I could just shout, ‘Hey, someone else want my place?’ and start a riot, he thought. But he said nothing, just sat in the chair while his escort jockeyed, threatened and pulled rank to get closer and closer to the nearest hatch.

I could . . . I could . . . But he couldn’t. There was nothing he could do.

They reached the hatch, with a trail of angry people resenting their every step. He wondered, with new horror, whether someone at the back of the queue had lost their place for his sake.

‘I’m not going,’ he said and made a game effort to get out of the chair.

‘Remain seated for your own safety, Menheer,’ one of the soldiers said. Idris grabbed at the hand that came for him, but he was too weak. And even if he’d been strong, the man would have been stronger.

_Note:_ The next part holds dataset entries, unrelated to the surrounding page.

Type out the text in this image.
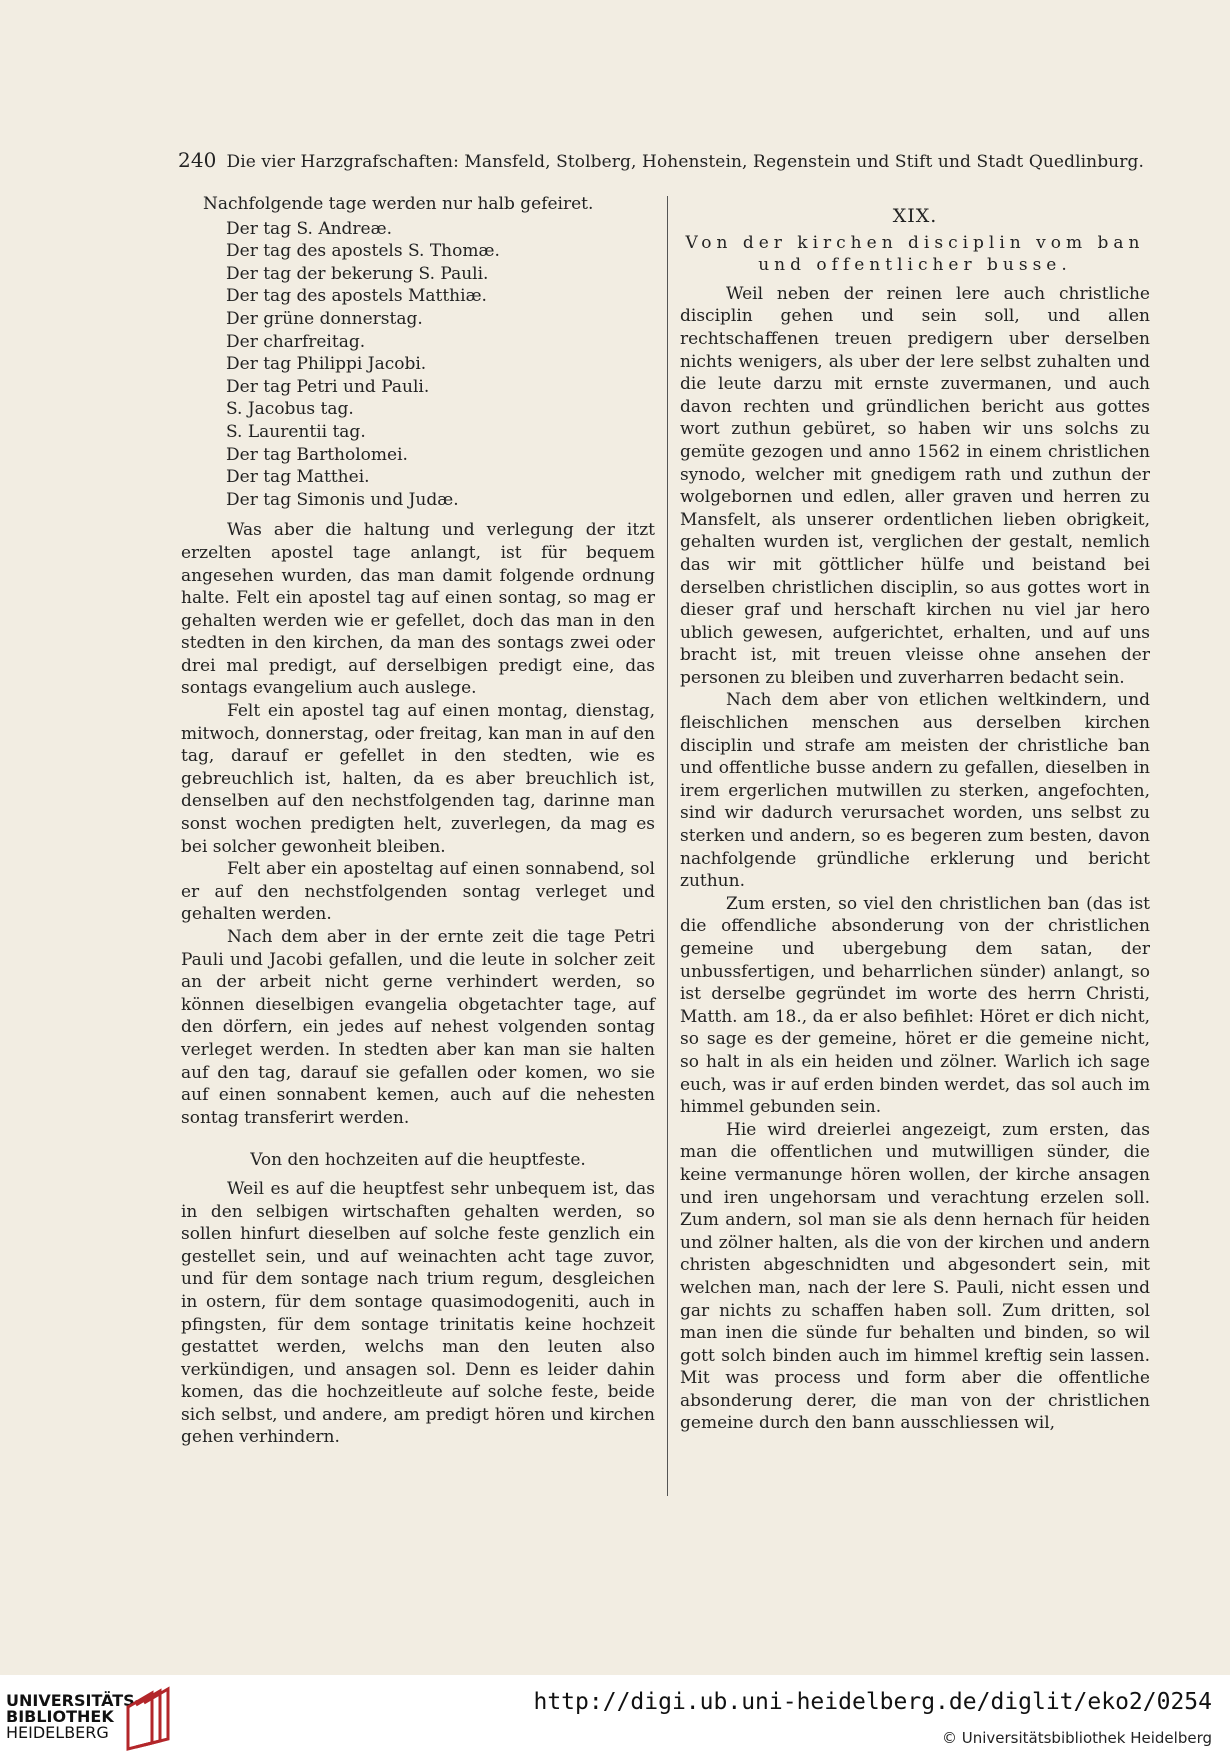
240 Die vier Harzgrafschaften: Mansfeld, Stolberg, Hohenstein, Regenstein und Stift und Stadt Quedlinburg.

Nachfolgende tage werden nur halb gefeiret.

Der tag S. Andreæ.
Der tag des apostels S. Thomæ.
Der tag der bekerung S. Pauli.
Der tag des apostels Matthiæ.
Der grüne donnerstag.
Der charfreitag.
Der tag Philippi Jacobi.
Der tag Petri und Pauli.
S. Jacobus tag.
S. Laurentii tag.
Der tag Bartholomei.
Der tag Matthei.
Der tag Simonis und Judæ.

Was aber die haltung und verlegung der itzt erzelten apostel tage anlangt, ist für bequem angesehen wurden, das man damit folgende ordnung halte. Felt ein apostel tag auf einen sontag, so mag er gehalten werden wie er gefellet, doch das man in den stedten in den kirchen, da man des sontags zwei oder drei mal predigt, auf derselbigen predigt eine, das sontags evangelium auch auslege.

Felt ein apostel tag auf einen montag, dienstag, mitwoch, donnerstag, oder freitag, kan man in auf den tag, darauf er gefellet in den stedten, wie es gebreuchlich ist, halten, da es aber breuchlich ist, denselben auf den nechstfolgenden tag, darinne man sonst wochen predigten helt, zuverlegen, da mag es bei solcher gewonheit bleiben.

Felt aber ein aposteltag auf einen sonnabend, sol er auf den nechstfolgenden sontag verleget und gehalten werden.

Nach dem aber in der ernte zeit die tage Petri Pauli und Jacobi gefallen, und die leute in solcher zeit an der arbeit nicht gerne verhindert werden, so können dieselbigen evangelia obgetachter tage, auf den dörfern, ein jedes auf nehest volgenden sontag verleget werden. In stedten aber kan man sie halten auf den tag, darauf sie gefallen oder komen, wo sie auf einen sonnabent kemen, auch auf die nehesten sontag transferirt werden.

Von den hochzeiten auf die heuptfeste.

Weil es auf die heuptfest sehr unbequem ist, das in den selbigen wirtschaften gehalten werden, so sollen hinfurt dieselben auf solche feste genzlich ein gestellet sein, und auf weinachten acht tage zuvor, und für dem sontage nach trium regum, desgleichen in ostern, für dem sontage quasimodogeniti, auch in pfingsten, für dem sontage trinitatis keine hochzeit gestattet werden, welchs man den leuten also verkündigen, und ansagen sol. Denn es leider dahin komen, das die hochzeitleute auf solche feste, beide sich selbst, und andere, am predigt hören und kirchen gehen verhindern.

XIX.

Von der kirchen disciplin vom ban und offentlicher busse.

Weil neben der reinen lere auch christliche disciplin gehen und sein soll, und allen rechtschaffenen treuen predigern uber derselben nichts wenigers, als uber der lere selbst zuhalten und die leute darzu mit ernste zuvermanen, und auch davon rechten und gründlichen bericht aus gottes wort zuthun gebüret, so haben wir uns solchs zu gemüte gezogen und anno 1562 in einem christlichen synodo, welcher mit gnedigem rath und zuthun der wolgebornen und edlen, aller graven und herren zu Mansfelt, als unserer ordentlichen lieben obrigkeit, gehalten wurden ist, verglichen der gestalt, nemlich das wir mit göttlicher hülfe und beistand bei derselben christlichen disciplin, so aus gottes wort in dieser graf und herschaft kirchen nu viel jar hero ublich gewesen, aufgerichtet, erhalten, und auf uns bracht ist, mit treuen vleisse ohne ansehen der personen zu bleiben und zuverharren bedacht sein.

Nach dem aber von etlichen weltkindern, und fleischlichen menschen aus derselben kirchen disciplin und strafe am meisten der christliche ban und offentliche busse andern zu gefallen, dieselben in irem ergerlichen mutwillen zu sterken, angefochten, sind wir dadurch verursachet worden, uns selbst zu sterken und andern, so es begeren zum besten, davon nachfolgende gründliche erklerung und bericht zuthun.

Zum ersten, so viel den christlichen ban (das ist die offendliche absonderung von der christlichen gemeine und ubergebung dem satan, der unbussfertigen, und beharrlichen sünder) anlangt, so ist derselbe gegründet im worte des herrn Christi, Matth. am 18., da er also befihlet: Höret er dich nicht, so sage es der gemeine, höret er die gemeine nicht, so halt in als ein heiden und zölner. Warlich ich sage euch, was ir auf erden binden werdet, das sol auch im himmel gebunden sein.

Hie wird dreierlei angezeigt, zum ersten, das man die offentlichen und mutwilligen sünder, die keine vermanunge hören wollen, der kirche ansagen und iren ungehorsam und verachtung erzelen soll. Zum andern, sol man sie als denn hernach für heiden und zölner halten, als die von der kirchen und andern christen abgeschnidten und abgesondert sein, mit welchen man, nach der lere S. Pauli, nicht essen und gar nichts zu schaffen haben soll. Zum dritten, sol man inen die sünde fur behalten und binden, so wil gott solch binden auch im himmel kreftig sein lassen. Mit was process und form aber die offentliche absonderung derer, die man von der christlichen gemeine durch den bann ausschliessen wil,

UNIVERSITÄTS-
BIBLIOTHEK
HEIDELBERG
http://digi.ub.uni-heidelberg.de/diglit/eko2/0254
© Universitätsbibliothek Heidelberg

‘Help,’ he said, ridiculously. ‘I’m being kidnapped. I don’t want to go. I can save the world . . .’ In the general hubbub, almost nobody heard him. And those who did plainly thought he was deranged. ‘I’m an Int,’ he squeaked as the soldier shoved him back again. ‘I can stop it. Get me on a ship!’ Which was even more stupid because they were getting him on a ship. Just not in the way he wanted.